木浦鉱山(きうらこうざん)
大分県(おおいたけん)佐伯市(さいきし)宇目(うめ)
産状
付加コンプレックスである秩父帯南帯の前期 暁新世 (6500万年前, 65 Ma)の三宝山ユニットに 貫入した中期 中新世 (1400万年前, 14 Ma)の大崩山花崗岩によって生成されたスカルン。 スカルンに伴う気成鉱床は、花崗斑岩および石英斑岩の環状岩脈により形成された。 大崩山花崗岩は、I型(磁鉄鉱系列)。大崩山花崗岩までの距離は、約5km。 硫化物鉱床は、環状岩脈と接している。 石灰岩は、中期 三畳紀 (2億4000万年前, 240 Ma)のもので、浅海性(礁性)のもの。 大崩山花崗岩と花崗斑岩および石英斑岩の環状岩脈は、中新世の大崩山カルデラ複合岩体を構成し、 大崩山花崗岩は中央プルトンと考えられている。 堆積年代は放散虫化石、石灰岩の年代は微化石、火成岩の年代は黒雲母のK-Ar放射年代とRb-Srアイソクロンによる。

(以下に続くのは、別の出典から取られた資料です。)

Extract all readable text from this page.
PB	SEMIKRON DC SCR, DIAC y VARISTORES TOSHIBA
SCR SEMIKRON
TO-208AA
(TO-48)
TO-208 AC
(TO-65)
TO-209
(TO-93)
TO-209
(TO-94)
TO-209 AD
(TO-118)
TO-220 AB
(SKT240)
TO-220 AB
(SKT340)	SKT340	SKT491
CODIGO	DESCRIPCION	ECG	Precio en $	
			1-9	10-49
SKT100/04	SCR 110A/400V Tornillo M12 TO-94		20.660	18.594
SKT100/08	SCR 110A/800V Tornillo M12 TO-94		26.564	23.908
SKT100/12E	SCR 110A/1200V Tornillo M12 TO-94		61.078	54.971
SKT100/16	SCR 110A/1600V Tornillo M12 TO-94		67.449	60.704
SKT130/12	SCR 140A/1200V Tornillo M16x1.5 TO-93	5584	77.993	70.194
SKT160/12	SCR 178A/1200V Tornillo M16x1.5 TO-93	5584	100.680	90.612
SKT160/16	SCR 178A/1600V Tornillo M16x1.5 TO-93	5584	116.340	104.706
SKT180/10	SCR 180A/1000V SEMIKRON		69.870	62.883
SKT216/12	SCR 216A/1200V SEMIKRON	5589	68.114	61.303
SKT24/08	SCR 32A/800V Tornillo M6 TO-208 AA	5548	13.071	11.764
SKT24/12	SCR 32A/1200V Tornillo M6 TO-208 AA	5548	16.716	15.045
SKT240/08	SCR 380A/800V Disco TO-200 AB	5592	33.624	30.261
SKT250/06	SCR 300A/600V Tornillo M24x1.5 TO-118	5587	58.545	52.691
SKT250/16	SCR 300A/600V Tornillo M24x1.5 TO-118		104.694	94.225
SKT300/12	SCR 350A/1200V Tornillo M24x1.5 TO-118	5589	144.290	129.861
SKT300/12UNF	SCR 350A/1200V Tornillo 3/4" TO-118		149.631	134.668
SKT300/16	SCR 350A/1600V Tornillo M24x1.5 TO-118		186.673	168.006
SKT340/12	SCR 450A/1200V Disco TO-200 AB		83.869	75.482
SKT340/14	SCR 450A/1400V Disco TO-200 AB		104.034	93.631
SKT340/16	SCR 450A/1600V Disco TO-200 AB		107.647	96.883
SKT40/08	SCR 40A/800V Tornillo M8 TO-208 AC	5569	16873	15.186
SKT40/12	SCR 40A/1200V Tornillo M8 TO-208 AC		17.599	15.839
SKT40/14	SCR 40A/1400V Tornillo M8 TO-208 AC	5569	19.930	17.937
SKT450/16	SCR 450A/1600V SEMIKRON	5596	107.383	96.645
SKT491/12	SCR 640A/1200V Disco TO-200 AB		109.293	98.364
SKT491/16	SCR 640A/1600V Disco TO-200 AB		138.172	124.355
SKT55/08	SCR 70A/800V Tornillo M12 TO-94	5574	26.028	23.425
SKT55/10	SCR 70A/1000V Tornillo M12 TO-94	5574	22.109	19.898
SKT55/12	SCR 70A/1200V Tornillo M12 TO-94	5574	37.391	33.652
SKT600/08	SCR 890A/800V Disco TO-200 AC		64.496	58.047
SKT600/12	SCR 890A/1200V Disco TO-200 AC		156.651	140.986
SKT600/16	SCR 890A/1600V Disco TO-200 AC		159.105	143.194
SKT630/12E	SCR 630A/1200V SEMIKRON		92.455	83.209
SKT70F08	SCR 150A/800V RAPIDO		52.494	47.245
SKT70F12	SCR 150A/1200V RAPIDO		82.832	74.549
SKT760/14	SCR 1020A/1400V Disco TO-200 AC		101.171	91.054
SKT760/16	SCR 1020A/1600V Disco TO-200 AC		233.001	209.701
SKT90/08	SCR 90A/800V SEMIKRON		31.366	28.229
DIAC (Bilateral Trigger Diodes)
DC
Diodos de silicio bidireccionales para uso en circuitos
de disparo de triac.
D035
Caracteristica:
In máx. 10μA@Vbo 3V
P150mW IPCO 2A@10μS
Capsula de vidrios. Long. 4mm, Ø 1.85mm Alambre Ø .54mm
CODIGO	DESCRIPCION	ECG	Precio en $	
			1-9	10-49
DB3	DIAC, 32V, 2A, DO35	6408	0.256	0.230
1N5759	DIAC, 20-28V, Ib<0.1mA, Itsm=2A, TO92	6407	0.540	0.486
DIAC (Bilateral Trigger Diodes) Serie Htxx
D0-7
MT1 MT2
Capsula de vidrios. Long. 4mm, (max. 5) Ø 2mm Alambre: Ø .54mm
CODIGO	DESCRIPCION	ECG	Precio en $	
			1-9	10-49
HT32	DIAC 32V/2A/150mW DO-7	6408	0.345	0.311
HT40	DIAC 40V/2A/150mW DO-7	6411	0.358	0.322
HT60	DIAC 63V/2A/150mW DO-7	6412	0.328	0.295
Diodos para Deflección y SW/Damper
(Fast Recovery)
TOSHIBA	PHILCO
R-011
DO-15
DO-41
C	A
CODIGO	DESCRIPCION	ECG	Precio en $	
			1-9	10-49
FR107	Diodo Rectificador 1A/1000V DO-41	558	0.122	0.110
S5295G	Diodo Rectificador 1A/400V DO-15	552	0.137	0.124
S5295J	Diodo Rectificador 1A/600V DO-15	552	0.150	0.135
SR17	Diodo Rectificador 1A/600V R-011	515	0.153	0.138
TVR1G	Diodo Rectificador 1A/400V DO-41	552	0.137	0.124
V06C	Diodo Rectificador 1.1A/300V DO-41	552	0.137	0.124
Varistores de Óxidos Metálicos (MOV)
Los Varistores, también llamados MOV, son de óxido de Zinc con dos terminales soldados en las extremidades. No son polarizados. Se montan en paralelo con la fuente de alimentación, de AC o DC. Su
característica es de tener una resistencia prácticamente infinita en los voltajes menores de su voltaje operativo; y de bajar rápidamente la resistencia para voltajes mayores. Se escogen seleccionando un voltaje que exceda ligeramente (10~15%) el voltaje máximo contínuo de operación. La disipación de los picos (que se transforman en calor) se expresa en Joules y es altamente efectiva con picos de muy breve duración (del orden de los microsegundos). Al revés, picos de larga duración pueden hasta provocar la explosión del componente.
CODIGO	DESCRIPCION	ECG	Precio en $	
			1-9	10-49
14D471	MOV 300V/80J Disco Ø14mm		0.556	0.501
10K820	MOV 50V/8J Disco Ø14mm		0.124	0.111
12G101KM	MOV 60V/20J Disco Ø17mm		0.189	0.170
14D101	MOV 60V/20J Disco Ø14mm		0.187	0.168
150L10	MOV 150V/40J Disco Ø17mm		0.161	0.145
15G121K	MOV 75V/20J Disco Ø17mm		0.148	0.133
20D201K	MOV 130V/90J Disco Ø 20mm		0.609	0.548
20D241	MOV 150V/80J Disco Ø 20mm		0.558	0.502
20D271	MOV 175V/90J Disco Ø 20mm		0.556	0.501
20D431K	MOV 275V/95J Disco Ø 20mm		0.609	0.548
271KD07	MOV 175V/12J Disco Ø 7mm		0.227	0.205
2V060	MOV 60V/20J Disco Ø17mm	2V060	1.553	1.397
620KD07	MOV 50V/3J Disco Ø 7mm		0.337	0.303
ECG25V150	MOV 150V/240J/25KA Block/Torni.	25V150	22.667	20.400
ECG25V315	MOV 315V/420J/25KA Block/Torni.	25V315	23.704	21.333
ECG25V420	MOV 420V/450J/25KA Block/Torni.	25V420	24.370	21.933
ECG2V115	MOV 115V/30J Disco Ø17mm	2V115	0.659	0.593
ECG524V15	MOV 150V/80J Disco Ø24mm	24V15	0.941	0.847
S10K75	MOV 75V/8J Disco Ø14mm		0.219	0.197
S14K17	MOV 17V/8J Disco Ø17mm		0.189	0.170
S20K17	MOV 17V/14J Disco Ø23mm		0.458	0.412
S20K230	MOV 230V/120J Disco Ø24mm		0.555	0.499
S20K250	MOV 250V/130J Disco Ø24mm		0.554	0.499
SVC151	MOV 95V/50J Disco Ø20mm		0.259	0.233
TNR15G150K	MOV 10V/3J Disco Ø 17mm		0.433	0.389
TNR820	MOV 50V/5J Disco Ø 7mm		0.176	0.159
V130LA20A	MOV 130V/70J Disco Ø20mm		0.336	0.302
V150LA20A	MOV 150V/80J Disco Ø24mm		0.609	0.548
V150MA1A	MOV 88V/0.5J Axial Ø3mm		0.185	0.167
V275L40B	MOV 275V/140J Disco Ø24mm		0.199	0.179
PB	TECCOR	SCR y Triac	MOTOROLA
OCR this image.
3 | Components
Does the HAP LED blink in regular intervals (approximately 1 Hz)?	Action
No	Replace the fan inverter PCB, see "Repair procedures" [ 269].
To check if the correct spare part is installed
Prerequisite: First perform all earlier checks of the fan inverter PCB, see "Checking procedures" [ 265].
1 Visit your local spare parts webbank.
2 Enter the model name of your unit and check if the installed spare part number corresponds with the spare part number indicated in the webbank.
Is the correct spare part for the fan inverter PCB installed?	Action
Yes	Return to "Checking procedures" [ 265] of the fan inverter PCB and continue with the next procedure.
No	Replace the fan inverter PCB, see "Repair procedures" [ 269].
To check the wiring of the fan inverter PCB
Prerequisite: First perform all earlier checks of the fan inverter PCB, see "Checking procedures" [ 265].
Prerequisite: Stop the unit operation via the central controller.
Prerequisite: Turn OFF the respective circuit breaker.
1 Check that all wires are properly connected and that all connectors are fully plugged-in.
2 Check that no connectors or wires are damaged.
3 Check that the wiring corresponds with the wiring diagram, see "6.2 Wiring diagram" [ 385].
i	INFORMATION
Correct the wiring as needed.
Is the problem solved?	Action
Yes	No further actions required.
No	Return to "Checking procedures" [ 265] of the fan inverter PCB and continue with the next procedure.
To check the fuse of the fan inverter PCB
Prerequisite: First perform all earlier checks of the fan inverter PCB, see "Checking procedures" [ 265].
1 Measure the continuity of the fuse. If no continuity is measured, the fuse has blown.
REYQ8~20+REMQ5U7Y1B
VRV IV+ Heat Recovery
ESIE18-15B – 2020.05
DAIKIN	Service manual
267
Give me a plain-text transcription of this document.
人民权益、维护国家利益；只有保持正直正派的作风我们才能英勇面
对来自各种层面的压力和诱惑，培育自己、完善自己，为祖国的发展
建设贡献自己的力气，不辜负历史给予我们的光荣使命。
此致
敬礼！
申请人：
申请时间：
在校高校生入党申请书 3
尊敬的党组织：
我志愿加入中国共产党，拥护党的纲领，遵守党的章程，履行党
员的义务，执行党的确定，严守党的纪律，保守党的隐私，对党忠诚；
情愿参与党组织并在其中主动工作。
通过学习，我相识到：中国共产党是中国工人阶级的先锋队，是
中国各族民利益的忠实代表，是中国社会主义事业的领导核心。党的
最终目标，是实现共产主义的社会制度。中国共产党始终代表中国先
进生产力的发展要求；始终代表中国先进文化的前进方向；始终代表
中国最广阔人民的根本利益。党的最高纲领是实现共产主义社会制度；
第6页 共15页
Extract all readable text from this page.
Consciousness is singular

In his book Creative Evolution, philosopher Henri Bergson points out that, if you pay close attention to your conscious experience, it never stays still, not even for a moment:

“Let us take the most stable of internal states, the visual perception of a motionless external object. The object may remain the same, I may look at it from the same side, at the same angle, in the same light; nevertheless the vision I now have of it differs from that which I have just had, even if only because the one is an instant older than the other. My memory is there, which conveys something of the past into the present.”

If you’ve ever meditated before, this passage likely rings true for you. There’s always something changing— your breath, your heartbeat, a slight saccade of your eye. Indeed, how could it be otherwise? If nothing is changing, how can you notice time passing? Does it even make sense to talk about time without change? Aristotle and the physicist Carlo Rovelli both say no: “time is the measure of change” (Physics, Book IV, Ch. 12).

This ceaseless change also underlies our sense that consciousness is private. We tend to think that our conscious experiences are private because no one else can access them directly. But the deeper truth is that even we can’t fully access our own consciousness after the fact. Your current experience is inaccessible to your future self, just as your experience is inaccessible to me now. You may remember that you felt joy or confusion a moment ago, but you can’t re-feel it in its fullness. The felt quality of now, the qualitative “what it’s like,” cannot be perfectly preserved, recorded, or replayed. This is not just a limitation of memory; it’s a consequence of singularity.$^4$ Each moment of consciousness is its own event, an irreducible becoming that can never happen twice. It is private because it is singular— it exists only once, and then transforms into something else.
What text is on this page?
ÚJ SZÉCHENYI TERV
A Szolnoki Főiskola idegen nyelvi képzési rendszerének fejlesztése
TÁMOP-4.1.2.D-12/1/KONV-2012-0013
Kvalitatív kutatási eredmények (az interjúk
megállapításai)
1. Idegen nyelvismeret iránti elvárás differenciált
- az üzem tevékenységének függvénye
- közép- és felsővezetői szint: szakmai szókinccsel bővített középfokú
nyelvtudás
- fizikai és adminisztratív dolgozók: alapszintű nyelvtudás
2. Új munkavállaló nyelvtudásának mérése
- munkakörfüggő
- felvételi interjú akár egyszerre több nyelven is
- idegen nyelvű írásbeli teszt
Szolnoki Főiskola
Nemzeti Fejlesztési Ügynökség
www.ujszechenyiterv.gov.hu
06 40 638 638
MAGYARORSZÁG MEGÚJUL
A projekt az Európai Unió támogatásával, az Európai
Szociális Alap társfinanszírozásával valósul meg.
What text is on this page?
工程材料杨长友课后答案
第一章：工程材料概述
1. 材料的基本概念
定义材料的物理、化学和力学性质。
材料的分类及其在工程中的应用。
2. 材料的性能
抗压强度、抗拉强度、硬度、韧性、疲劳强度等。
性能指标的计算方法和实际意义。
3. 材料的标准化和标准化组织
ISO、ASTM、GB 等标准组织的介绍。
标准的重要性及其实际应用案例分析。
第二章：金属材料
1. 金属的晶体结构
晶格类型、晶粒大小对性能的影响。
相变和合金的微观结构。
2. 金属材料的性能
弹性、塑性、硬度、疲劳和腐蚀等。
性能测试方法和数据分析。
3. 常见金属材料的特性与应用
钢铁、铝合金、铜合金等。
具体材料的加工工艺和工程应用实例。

三宝山ユニットのワンドウ鉱床のスカルンの酸化帯の露頭。 白い部分は母岩の大理石(方解石)で、その割れ目に褐色の褐鉄鉱が沈殿している。 その周囲の灰色塊状の部分は粒度の小さい大理石。 褐鉄鉱は、鉱床中の鉄の硫化物の風化により沈殿したもの。 この褐鉄鉱の隙間には、異極鉱などの二次鉱物の結晶ができている。
産出鉱物
- 方解石
- 亜砒藍鉄鉱
- 硫砒鉄鉱
- 蛍石
- コランダム(エメリー)
- 真珠雲母
- スカボロー石
- 珪灰石
- 異極鉱
- 錫石
- 砒鉄鉱
- シュナイダーヘーン石
- ベスブ石
- 灰鉄輝石
- ヘドレイ鉱
- 透輝石
- スコロド石
- カリビブ石
- 蒼鉛
- 四面銅鉱
- 灰重石
- チロル銅鉱
- 斜開銅鉱
- コニカルコ石
- 毒鉄鉱
- 磁鉄鉱
鉱物組み合わせ
- 褐鉄鉱 - 異極鉱 - 方解石
- コランダム - 真珠雲母
- 石英 - 砒鉄鉱 - スコロド石
- 石英 - 砒鉄鉱 - 亜砒藍鉄鉱
概要
国内で唯一エメリーを採掘している鉱山。